In New York, Trump won 44 percent of the vote. As The Wall Street Journal pointed out, so did Republican House candidates. New York has 26 House seats. If Republicans won 44% of the races, one might expect they would have claimed at least 11 seats. Instead, they won only seven.

The story is similar in California. Trump and Republican House candidates won around 38% support. But Republicans have won only nine seats with one race still too close to call. Republicans will likely end up with less than 20% of California's House seats.

Nevadans saw this play out firsthand. Trump topped 50% and beat Vice President Kamala Harris by more than 3 points. But Democrats won three of Nevada's four House seats.

The Nevada Assembly tells a similar story. Democrats will head to Carson City with a 27-15 majority, but GOP candidates garnered 100,000 more raw votes.

Of course, demographics help explain why vote totals don't always neatly translate into proportionate results. But there's also another reason for these disparities. In blue states, Democrats and supposedly independent commissions draw districts in their favor. They gerrymander districts when it suits them.

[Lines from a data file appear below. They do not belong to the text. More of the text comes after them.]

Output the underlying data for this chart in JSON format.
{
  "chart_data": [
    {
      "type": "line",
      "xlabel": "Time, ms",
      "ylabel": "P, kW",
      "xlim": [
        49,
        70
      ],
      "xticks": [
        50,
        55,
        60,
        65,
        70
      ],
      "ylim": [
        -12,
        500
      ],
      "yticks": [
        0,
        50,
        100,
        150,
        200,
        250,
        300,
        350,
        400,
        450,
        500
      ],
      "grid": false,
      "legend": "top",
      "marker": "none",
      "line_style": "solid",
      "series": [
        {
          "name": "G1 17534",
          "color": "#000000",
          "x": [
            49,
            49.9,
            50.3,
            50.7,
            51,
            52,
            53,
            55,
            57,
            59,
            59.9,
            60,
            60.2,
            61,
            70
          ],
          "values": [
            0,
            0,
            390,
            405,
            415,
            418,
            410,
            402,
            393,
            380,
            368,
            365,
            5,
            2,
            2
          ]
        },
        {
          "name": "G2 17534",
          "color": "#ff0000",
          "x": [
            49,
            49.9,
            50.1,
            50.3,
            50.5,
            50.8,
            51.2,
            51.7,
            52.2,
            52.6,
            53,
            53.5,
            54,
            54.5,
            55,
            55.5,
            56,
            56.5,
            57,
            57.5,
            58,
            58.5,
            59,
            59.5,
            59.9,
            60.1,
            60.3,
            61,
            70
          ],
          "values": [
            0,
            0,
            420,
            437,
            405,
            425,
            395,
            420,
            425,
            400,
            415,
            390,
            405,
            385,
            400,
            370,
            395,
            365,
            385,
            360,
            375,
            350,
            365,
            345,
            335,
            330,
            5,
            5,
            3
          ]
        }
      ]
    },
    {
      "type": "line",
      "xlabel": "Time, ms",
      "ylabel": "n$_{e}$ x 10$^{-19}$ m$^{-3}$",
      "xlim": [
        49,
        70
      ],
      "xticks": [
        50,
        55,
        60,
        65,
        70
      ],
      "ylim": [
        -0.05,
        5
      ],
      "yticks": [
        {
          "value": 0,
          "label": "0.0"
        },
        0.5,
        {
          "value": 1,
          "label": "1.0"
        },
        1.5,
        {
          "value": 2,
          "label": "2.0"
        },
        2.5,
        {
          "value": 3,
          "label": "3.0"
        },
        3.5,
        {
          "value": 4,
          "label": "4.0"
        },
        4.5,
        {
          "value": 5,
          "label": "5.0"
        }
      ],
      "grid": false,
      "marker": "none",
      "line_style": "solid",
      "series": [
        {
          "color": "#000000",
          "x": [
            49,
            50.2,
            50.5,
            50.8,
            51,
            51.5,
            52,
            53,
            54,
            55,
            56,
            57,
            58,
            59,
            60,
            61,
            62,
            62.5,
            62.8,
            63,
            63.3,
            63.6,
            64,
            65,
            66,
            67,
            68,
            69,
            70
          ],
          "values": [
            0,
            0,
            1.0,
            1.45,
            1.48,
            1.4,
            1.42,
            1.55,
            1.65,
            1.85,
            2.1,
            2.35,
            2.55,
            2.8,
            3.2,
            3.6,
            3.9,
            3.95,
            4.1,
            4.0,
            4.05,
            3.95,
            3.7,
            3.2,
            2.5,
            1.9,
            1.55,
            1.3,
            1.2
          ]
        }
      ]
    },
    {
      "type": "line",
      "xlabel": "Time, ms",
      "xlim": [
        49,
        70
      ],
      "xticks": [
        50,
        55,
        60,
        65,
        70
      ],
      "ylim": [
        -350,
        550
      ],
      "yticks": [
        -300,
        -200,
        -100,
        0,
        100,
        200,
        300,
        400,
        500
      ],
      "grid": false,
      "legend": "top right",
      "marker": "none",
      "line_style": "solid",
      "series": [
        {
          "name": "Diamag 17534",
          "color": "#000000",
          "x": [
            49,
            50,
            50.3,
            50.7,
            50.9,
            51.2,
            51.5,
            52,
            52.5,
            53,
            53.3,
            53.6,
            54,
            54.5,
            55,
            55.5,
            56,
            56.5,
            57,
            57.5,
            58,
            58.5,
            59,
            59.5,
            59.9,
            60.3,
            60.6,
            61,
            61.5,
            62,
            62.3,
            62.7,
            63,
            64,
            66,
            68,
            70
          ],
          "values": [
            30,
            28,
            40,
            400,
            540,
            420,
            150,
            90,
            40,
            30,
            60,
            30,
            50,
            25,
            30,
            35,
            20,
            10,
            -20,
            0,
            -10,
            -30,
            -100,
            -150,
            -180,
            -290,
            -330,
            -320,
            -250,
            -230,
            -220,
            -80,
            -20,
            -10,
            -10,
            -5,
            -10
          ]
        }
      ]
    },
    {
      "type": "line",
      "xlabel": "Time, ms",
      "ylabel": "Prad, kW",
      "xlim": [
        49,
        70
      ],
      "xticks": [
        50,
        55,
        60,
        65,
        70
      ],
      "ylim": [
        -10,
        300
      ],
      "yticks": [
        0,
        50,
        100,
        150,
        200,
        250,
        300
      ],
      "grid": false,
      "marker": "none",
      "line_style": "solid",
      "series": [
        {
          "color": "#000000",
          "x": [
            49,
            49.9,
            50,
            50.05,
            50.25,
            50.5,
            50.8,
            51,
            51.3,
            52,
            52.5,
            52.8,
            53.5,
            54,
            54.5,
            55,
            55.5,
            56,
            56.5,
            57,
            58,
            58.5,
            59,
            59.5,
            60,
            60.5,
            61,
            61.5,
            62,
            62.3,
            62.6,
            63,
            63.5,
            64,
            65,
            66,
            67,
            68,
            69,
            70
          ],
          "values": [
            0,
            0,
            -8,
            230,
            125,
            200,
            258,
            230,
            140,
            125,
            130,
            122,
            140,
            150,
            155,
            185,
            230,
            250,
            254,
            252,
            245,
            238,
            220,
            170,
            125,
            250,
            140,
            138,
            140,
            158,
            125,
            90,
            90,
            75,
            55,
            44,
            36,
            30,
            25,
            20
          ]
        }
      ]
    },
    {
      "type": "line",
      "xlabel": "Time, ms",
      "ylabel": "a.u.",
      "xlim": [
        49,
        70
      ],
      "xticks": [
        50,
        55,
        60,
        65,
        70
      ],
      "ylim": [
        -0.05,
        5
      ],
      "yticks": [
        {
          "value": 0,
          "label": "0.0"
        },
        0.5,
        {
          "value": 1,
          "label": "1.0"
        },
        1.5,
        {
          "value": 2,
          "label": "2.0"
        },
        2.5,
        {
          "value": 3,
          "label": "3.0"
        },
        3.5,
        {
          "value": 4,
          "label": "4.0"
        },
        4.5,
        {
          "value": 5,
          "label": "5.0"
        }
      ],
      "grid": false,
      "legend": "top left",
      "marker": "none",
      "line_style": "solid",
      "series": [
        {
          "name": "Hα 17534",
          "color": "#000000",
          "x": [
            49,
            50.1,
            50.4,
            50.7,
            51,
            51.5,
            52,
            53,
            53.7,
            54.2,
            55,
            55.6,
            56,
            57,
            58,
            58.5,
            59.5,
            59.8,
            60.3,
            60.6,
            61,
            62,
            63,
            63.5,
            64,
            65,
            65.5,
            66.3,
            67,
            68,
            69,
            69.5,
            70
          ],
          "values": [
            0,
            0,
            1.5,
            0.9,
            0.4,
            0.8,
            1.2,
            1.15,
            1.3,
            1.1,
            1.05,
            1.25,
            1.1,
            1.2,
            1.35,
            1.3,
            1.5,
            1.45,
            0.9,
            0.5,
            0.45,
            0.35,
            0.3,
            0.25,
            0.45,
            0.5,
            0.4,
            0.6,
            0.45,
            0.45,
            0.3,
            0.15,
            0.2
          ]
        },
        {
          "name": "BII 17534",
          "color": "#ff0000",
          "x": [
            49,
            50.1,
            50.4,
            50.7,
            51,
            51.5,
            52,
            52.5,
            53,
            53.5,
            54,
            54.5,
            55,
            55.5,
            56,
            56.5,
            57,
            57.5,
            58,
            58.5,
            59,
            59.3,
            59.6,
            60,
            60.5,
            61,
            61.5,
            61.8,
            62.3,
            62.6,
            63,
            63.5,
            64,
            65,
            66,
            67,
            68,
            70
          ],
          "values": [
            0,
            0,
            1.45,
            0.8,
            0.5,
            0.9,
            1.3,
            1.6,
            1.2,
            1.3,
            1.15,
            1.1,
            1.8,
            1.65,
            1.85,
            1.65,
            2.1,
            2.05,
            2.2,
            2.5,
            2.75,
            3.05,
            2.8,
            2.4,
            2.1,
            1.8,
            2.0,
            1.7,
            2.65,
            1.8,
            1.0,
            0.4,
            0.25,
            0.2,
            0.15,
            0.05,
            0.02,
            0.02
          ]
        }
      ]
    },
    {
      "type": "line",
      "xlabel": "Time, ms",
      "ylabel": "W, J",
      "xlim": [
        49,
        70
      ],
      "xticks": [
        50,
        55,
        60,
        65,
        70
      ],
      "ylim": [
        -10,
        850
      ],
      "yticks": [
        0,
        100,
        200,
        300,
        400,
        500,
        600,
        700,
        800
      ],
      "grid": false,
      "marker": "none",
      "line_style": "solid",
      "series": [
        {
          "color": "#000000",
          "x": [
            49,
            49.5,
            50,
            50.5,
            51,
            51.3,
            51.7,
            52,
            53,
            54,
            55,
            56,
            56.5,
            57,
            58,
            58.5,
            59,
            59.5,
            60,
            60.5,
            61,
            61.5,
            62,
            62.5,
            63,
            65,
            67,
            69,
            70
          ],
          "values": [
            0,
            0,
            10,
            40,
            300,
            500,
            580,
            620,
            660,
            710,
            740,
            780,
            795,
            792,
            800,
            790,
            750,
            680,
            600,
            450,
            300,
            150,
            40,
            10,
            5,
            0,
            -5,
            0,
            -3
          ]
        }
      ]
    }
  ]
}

Yet progressives have long warned of the dangers of Republicans operating in similar fashion. "Gerrymandering poses a critical threat to our democracy," the National Democratic Redistricting Committee, led by former Attorney General Eric Holder, recently insisted.

In fact, the term gerrymandering came from a Boston Gazette cartoonist who introduced the word in 1812. For more than 200 years, parties have been drawing districts in their favor. It isn't a perfect system, but the country still thrives — Democratic hyperbole notwithstanding.

This hypocrisy is part of a predictable pattern. Progressives talk about the sanctity of "democracy" while seeking to tear down institutions and standards that might check their power. See: the filibuster, Electoral College and Supreme Court.

In a 2022 interview on CBS, Holder said, "I'm committed to fighting for fairness, because I'm also confident that if the process is fair, the Democrats, progressives will do just fine. We don't have to cheat; Republicans have to cheat in order to win." One suspects that Holder won't spend the next two years complaining about how Democrats "cheated" through partisan gerrymandering.